The prevalence and diagnosis of nonalcoholic fatty liver disease (NAFLD) is on the rise worldwide and currently has no FDA-approved pharmacotherapy. The increase in disease burden of NAFLD and a more severe form of this progressive liver disease, nonalcoholic steatohepatitis (NASH), largely mirrors the increase in obesity and type 2 diabetes (T2D) and reflects the hepatic manifestation of an altered metabolic state. Indeed, metabolic syndrome, defined as a constellation of obesity, insulin resistance, hyperglycemia, dyslipidemia and hypertension, is the major risk factor predisposing the NAFLD and NASH. There are multiple potential pharmacologic strategies to rebalance aspects of disordered metabolism in NAFLD. These include therapies aimed at reducing hepatic steatosis by directly modulating lipid metabolism within the liver, inhibiting fructose metabolism, altering delivery of free fatty acids from the adipose to the liver by targeting insulin resistance and/or adipose metabolism, modulating glycemia, and altering pleiotropic metabolic pathways simultaneously. Emerging data from human genetics also supports a role for metabolic drivers in NAFLD and risk for progression to NASH. In this review, we highlight the prominent metabolic drivers of NAFLD pathogenesis and discuss the major metabolic targets of NASH pharmacotherapy.

Figure 1

Model of hepatic lipid metabolism, inflammation, and fibrosis. Hepatic lipid content is a balance between uptake and synthesis of lipids and lipid disposal/export.
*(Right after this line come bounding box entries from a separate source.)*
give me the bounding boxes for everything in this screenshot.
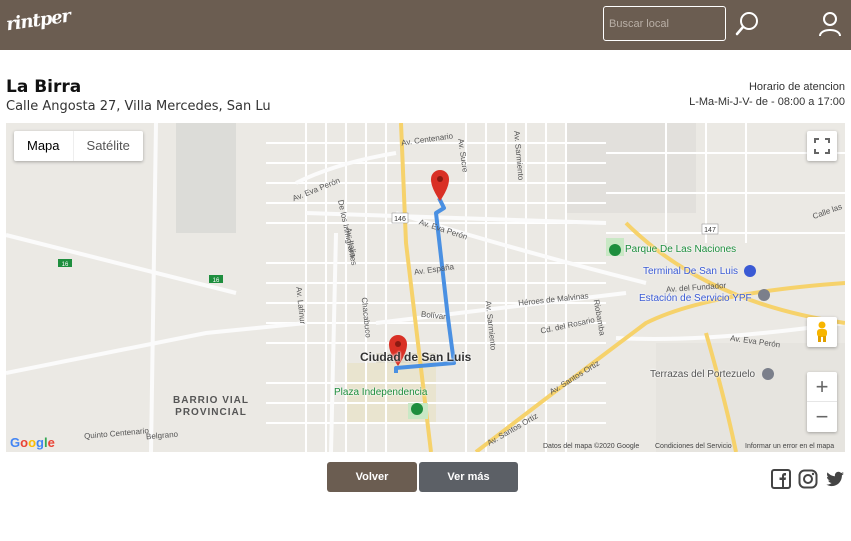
zoom-out-button[interactable]: − <box>807 402 837 432</box>
svg-text:16: 16 <box>62 262 69 268</box>
map-data-credit: Datos del mapa ©2020 Google <box>543 443 640 450</box>
facebook-link[interactable] <box>771 469 791 489</box>
city-label: Ciudad de San Luis <box>360 350 472 364</box>
search-icon <box>735 12 758 36</box>
google-logo[interactable]: Google <box>10 435 55 450</box>
map[interactable]: 16 16 146 147 Av. Centenario Av. Sucre A… <box>6 123 845 452</box>
poi-terminal[interactable]: Terminal De San Luis <box>643 266 738 277</box>
logo[interactable]: rintper <box>5 6 72 36</box>
search-input[interactable] <box>603 6 726 41</box>
user-button[interactable] <box>817 10 843 38</box>
instagram-link[interactable] <box>798 469 818 489</box>
pegman-icon <box>817 321 827 342</box>
map-type-map-button[interactable]: Mapa <box>14 131 74 161</box>
place-address: Calle Angosta 27, Villa Mercedes, San Lu <box>6 99 271 114</box>
facebook-icon <box>771 469 791 489</box>
back-button[interactable]: Volver <box>327 462 417 492</box>
poi-parque[interactable]: Parque De Las Naciones <box>625 244 736 255</box>
hours-label: Horario de atencion <box>748 81 845 93</box>
more-button[interactable]: Ver más <box>419 462 518 492</box>
hours-value: L-Ma-Mi-J-V- de - 08:00 a 17:00 <box>689 96 845 108</box>
poi-ypf[interactable]: Estación de Servicio YPF <box>639 293 752 304</box>
poi-terrazas[interactable]: Terrazas del Portezuelo <box>650 369 755 380</box>
map-report-link[interactable]: Informar un error en el mapa <box>745 443 834 450</box>
fullscreen-icon <box>814 138 830 154</box>
zoom-control: + − <box>807 372 837 432</box>
top-bar: rintper <box>0 0 851 50</box>
instagram-icon <box>798 469 818 489</box>
fullscreen-button[interactable] <box>807 131 837 161</box>
svg-text:147: 147 <box>704 227 716 234</box>
map-type-control: Mapa Satélite <box>14 131 143 161</box>
map-terms-link[interactable]: Condiciones del Servicio <box>655 443 732 450</box>
svg-text:16: 16 <box>213 278 220 284</box>
search-button[interactable] <box>734 10 762 38</box>
barrio-label: BARRIO VIAL PROVINCIAL <box>173 395 249 418</box>
user-icon <box>819 12 841 37</box>
svg-text:146: 146 <box>394 216 406 223</box>
twitter-icon <box>826 471 844 487</box>
twitter-link[interactable] <box>825 469 845 489</box>
zoom-in-button[interactable]: + <box>807 372 837 402</box>
street-view-button[interactable] <box>807 317 837 347</box>
place-name: La Birra <box>6 77 82 97</box>
map-type-satellite-button[interactable]: Satélite <box>74 131 143 161</box>
poi-plaza[interactable]: Plaza Independencia <box>334 387 427 398</box>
The primary source of hepatic fat is the liberation of free fatty acids from adipose/fat tissue via lipolysis (A),, , with additional uptake of fatty acids from the circulation (B) and de novo lipogenesis (D). Lipids are cleared from the liver by beta-oxidation of fatty acids in the mitochondria (C) and through export as very low-density lipoprotein (VLDL) particles. Excess hepatic lipid accumulation, on its own or in combination with additional environmental insults, can trigger an inflammatory response in the liver characterized histologically as hepatocyte ballooning (E). Ultimately, the hepatic inflammatory response drives NASH disease progression as it promotes activation of hepatic stellate cells (HSC) and fibrosis (F).